— August 16, 2018
When a politician changes their position on a policy question, we call them a flip flopper. And we don’t trust them.
But changing your position on an issue based on new evidence is a sign of progress and wisdom. And not just for politicians, for all the rest of us.
For a long time, when it came to email marketing, I was a firm believer in wanting to land in an empty inbox. I believed, and still do to a large extent, than one of the best ways to stand out and grab attention is to avoid the crowded inbox completely.
This led me to guide you all to send on days – and during times of day – that may not be as common for other companies to send their promotional emails. The idea was that if you avoided the “busy times”, you could show up at the top of your prospect’s inbox, the lone unread email waiting to be opened and read.
And when I got some advice that suggested I send emails in the middle of the night instead, I brushed it off for exactly the same reason…at first.

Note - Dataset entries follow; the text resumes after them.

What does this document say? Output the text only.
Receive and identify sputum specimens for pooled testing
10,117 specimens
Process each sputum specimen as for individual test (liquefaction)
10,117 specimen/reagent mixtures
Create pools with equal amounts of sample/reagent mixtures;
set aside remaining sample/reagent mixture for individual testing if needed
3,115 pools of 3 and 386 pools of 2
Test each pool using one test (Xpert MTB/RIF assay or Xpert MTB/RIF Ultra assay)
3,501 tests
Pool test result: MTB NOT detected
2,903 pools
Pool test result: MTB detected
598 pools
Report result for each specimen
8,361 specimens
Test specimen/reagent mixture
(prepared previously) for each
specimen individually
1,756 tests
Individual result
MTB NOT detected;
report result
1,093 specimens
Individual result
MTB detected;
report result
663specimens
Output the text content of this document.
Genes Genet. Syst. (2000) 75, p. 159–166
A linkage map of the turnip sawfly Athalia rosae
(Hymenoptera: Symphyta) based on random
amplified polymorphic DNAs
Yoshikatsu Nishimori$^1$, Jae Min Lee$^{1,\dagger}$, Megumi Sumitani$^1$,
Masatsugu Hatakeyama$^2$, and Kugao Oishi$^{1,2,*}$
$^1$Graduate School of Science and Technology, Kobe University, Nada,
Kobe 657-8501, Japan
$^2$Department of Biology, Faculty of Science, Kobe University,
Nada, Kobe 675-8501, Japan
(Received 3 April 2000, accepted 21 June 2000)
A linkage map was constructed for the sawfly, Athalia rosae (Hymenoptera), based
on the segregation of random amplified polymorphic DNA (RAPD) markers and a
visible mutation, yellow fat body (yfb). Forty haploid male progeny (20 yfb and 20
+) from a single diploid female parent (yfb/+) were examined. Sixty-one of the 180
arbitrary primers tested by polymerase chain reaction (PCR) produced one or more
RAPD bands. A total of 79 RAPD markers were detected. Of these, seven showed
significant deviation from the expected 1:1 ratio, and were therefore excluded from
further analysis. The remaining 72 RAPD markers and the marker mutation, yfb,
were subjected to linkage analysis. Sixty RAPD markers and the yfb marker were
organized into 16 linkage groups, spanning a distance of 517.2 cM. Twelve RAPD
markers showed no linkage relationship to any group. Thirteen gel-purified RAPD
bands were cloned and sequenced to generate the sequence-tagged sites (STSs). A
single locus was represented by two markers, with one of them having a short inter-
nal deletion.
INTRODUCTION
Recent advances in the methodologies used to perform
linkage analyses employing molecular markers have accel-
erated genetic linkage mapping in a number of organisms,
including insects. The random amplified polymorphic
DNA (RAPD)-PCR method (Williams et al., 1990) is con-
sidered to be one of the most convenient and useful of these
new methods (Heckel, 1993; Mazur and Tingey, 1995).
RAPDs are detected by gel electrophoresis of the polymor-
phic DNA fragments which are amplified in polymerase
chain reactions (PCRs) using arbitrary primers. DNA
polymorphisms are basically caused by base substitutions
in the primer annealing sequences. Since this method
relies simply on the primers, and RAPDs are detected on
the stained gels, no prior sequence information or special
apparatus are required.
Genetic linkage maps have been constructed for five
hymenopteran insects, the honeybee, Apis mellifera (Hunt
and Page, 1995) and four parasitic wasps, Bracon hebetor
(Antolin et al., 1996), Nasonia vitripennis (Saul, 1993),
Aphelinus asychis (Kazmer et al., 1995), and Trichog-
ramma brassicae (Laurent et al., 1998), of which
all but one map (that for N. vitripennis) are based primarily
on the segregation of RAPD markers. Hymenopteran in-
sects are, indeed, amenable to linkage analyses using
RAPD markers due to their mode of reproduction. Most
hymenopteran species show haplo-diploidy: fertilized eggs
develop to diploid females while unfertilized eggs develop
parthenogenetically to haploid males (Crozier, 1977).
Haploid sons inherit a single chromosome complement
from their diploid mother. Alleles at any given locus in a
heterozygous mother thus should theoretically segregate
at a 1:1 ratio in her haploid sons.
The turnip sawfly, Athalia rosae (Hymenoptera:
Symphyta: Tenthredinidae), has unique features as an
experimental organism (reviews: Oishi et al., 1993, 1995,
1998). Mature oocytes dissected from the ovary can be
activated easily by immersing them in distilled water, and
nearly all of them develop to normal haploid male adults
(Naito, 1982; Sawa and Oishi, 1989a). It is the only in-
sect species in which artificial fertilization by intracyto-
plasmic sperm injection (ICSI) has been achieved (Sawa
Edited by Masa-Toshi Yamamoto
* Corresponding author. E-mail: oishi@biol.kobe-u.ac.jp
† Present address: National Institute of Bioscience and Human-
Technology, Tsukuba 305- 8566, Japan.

I thought, if I send an email in the middle of the night, it will show up in the flood of new unread emails all screaming for attention when people check their inbox in the morning. As one of many, my email is less likely to be read or carefully considered – more likely to be deleted in a sweeping purge of unwanted pre-caffeine stress.
But when I saw proof of another company who had made this strategy work, I decided the time had come to test it for myself. And lo and behold-
The Midnight Send
I took a popular promotional email and sent 50% of the list at the normal time, which was 11am on Tuesday. The other 50%, the test group, I sent at midnight the night before.
And when I checked the results a few days later, here is what they looked like.
- Control Group: 23.4% opened, 4.2% clicked.
- Test Group: 36.7% opened, 7.7% clicked.
That’s a whopping 57% improvement in opens and 83% more clicks. And it was no fluke. I tested it again the following week and got similar results.
The hypothesis was this – for some subset of consumers, the morning is when we are most likely to check our emails. And so by ensuring that your email is waiting in the inbox first thing in the morning, you are ensuring it gets the attention that it would not get at any other time of day, when people are too busy to check email with any regularity.
By sending overnight, you are adapting to your customer’s behavior, rather than trying to get them to adjust to yours.
So my message to all the email marketers out there is simple. If you have not done so to this point, test your next promotional email at midnight and see whether or not you see a similar lift in performance.